Cubbington C.E. School 1780 – 1980 A story of Village Education (by David Evans and John Good fellow).
This publication was produced to celebrate the Bicentenary of Cubbington School in 1980 and is a delight to read. It includes details from the school log books of the time, as well as drawings and photographs which give a real insight into school and village life.
If you are interested in finding out more there is a copy of the publication for you to see at school
In 1780 Cubbington was bigger and more important than Leamington and had a larger population. Leamington did not have a school until 1822. However, in Cubbington a house was built for the purpose of a school in 1780 although it is uncertain who paid for it initially. Evidence shows the existence of a charity day school with money provided by two local charity trusts for school teaching. At this time children of poor parishioners were taught to read and write the English language.

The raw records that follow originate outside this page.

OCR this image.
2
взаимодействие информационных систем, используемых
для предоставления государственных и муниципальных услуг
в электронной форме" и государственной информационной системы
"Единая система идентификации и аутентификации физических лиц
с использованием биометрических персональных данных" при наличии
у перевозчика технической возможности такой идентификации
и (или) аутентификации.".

In 1821 the school became a National School established by the Charity Commissioners. National School meant a school established by the Church of England National Society and children were taught to read the Bible and the essential parts of the Prayer Book and sometimes to write and do sums.. Education in 1821 was religious and moral training to improve the unruly young of the parish, fitting them for an obedient life as labourers or wives of labourers.
The first Vicars
Between 1792 – 1820, the Vicar James Austen, brother of the novelist Jane Austen, was an absentee vicar, which was common practice at this time (in 1812 there were 4813 parishes in this situation.) However, his cousin the Reverend George Leigh Cooke (1820 – 1853) was the first Vicar to have been closely linked with Cubbington School. He was determined, wealthy and influential in developing Church education in Cubbington and in 1846 a new school was built to show the importance of Anglican education.
The land was given by Lord Leigh and the cost of the building was £907. The building (which remains today with some later additions) was impressive for the time. Built in brick and stone with buttresses at the corners, it had large arched windows high off the ground so that the children could not be distracted by staring out of them! There was a small cottage attached to the school for the Master.
1854 -1865 The Rev. Matthew Anstis
Rev Anstis enthusiastically continued the work of Rev Leigh Cooke and included Mathematics in the curriculum. Mrs Anstis supervised needlework, organised the Clothing Club and children would have been expected to attend Sunday School.
After the resignation of Rev Anstis in October 1865, Bernard S. Le Beau took charge of the school but the new Vicar Rev Edge, and his wife, only visited occasionally.
Mr Le Beau, the new Master ( 1866 – 1871), was seen as somewhat progressive in his approach as he stopped Corporal Punishment, except for’ lying or stealing’ although he occasionally ‘flogged’ children for truancy. New subjects were also introduced: astronomical geography lessons and drawing was popular on Fridays.